In a long-awaited effort to fight beach pollution, Santa Monica and Los Angeles have agreed to build an underground pipe that will channel contaminated rainwater out to sea from one of the area's most notorious storm drains.
Construction of the 1,200-foot pipe at the mouth of the so-called Pico-Kenter storm drain is only one part of a larger experiment by Santa Monica to clean up an increasingly polluted beach and bay.
If successful, Santa Monica hopes to become a model for West Coast cities searching for ways to treat storm drain runoff--bacteria-laden water regarded as one of the main ingredients in ocean pollution.
The Santa Monica City Council, following a unanimous vote Tuesday night, will enter an agreement with the city and county of Los Angeles to share the $580,000 cost of building a pipe to carry runoff water from the Pico-Kenter drain 600 feet into the Santa Monica Bay.
The pipe will also be equipped with a state-of-the-art alarm system that detects illegally dumped petroleum, diesel oil and other hydrocarbons, which must be pumped out of the water before it hits the sea.
Laying of the pipe 10 feet under the sand is to start this fall, General Services Director Stan Scholl said.
Pico-Kenter, which empties onto the beach at the western end of Pico Boulevard, has long been considered one of the worst sources of pollution among the 64 drains that dump into the bay.
Foul water from the drain frequently collects in stagnant pools on the beach, posing health risks for swimmers and occasionally forcing officials to close the beach.
County testing has shown that runoff is contaminated with high levels of coliform bacteria from animal excrement, soil, lawn fertilizer and decaying worms and insects.
"Runoff is a big contributor (to ocean pollution) and the hardest one to deal with because of the nature of the material that flows," Councilwoman Christine Reed told her fellow council members in voicing support for the pipe plan.
"You have here the potential of making a significant improvement."
The pipe extension will carry water far into the ocean where it dissipates quickly and cannot collect near humans, officials said. According to city studies, the runoff is sufficiently diluted so that it will not hurt marine life.
But city officials--along with several environmentalists--recognize that the pipe extension tackles only part of the problem.
The real solution, they suggest, must come from treating the runoff water before it reaches the bay.
Using Ozone Gas
With that goal in mind, Santa Monica is experimenting with the use of ozone gas to purify storm drain water. City engineers have set up a testing station along the Pico-Kenter drain near the Santa Monica bus maintenance yard on Olympic Boulevard, where small amounts of water are being infused with the ozone gas.
Officials claim Santa Monica is at the vanguard of runoff-water treatment.
"What to do with storm drain water is a question that hasn't been adequately addressed anywhere in the country," City Manager John Jalili said.
"Historically, people didn't pay attention to water flowing into the ocean. Environmentally, there is quite a bit of interest to see if this will work."
Scholl predicted that the federal Environmental Protection Agency, which he said has praised Santa Monica's experiment, will make storm drain runoff treatment mandatory within three years.
At the same time, officials concede that they are able to treat only a tiny portion of the water that flows through one of the bay's largest storm drains. And the cost of expanding the treatment may be prohibitive.
But representatives of Heal the Bay, one of the principal environmental groups concerned with pollution in Santa Monica Bay, said treatment of the water is the only solution.

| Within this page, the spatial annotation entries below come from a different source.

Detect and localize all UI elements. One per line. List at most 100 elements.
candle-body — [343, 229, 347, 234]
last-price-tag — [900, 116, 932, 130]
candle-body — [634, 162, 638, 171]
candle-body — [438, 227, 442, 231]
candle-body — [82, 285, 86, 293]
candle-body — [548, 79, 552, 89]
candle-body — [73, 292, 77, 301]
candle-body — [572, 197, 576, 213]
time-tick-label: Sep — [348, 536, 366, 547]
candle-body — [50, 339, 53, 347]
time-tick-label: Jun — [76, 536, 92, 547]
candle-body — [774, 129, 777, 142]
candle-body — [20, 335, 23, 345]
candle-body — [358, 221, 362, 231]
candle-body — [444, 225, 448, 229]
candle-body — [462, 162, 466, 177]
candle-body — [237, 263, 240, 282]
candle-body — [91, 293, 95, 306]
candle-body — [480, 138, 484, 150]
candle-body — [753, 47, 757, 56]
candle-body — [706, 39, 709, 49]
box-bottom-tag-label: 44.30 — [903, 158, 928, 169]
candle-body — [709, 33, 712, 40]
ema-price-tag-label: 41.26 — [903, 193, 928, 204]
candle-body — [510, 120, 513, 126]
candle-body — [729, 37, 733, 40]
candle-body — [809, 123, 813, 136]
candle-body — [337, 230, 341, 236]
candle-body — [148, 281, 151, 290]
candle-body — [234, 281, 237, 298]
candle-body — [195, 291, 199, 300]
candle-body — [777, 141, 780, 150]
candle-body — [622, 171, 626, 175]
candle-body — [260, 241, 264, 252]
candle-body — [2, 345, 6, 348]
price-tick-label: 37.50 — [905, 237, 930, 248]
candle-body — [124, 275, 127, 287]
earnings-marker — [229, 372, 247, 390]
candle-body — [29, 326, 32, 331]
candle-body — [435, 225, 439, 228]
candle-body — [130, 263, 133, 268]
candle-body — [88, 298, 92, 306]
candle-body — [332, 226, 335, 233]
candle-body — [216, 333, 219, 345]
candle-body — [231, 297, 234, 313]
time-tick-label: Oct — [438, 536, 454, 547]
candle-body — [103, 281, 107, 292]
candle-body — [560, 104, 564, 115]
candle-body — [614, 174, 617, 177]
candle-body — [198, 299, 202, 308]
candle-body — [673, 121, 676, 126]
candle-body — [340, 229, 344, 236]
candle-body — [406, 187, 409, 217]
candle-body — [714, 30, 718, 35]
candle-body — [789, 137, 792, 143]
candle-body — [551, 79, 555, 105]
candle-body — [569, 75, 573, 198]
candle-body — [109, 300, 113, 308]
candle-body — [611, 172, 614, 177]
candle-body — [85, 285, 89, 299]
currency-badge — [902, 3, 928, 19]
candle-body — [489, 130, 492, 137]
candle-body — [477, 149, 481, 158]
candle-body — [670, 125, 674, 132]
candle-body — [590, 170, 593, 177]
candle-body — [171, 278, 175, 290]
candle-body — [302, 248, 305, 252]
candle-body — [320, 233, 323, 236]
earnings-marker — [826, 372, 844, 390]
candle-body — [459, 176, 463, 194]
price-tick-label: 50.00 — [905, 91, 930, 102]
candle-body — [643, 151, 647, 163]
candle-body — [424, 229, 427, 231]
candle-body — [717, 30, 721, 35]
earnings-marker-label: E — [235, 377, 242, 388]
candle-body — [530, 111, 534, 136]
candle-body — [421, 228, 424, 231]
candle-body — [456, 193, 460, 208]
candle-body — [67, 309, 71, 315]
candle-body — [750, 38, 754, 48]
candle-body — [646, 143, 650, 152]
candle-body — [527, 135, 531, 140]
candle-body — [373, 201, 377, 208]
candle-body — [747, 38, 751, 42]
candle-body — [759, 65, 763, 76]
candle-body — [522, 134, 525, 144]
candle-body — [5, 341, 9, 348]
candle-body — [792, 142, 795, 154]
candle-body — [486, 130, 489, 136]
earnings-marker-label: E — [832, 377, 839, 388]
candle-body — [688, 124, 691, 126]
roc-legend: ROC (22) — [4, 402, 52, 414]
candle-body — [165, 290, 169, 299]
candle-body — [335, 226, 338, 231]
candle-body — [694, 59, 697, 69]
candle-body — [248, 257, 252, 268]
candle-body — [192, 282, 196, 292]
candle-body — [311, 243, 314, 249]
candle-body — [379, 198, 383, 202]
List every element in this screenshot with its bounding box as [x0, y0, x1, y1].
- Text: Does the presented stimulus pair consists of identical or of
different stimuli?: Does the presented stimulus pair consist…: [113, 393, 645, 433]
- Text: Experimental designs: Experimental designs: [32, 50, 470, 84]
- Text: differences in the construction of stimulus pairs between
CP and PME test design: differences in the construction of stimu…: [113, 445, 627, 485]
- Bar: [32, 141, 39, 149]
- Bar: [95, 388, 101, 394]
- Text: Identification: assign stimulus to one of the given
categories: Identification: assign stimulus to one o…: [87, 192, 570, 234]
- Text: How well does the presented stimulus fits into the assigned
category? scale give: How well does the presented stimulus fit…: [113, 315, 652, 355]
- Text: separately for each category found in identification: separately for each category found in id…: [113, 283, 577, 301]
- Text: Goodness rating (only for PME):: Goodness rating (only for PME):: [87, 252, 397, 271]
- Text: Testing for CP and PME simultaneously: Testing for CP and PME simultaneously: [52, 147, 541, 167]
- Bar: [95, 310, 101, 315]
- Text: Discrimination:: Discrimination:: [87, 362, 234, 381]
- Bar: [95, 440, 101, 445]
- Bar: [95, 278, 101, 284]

Constructing a pipe that takes water into the ocean is merely putting the problem "out of sight, out of mind," said Heal the Bay President Dorothy Green.
"It's better than nothing but it's not the solution," she said. "Dilution is not the solution. You really have to treat that water. A lot of money is going to be spent on the pipe when we would rather see work on a permanent solution."
Councilman David Finkel also lamented that the city's plan does nothing to combat the even more serious pollution from sewage spills.
"This deals with limited issues. We don't even pretend to suggest that this has anything to do with . . . undesirable matter pouring into the bay . . . because of our overburdened sewer system," Finkel told the council.
"The health of the bay is not resolved by this program."
The agreement that Santa Monica is entering with Los Angeles County and the city of Los Angeles is the product of nearly three years of work by a task force that also included environmentalists and representatives of the state Fish and Game Department, Regional Water Quality Board, Los Angeles City Council and the office of Assemblyman Tom Hayden (D-Santa Monica).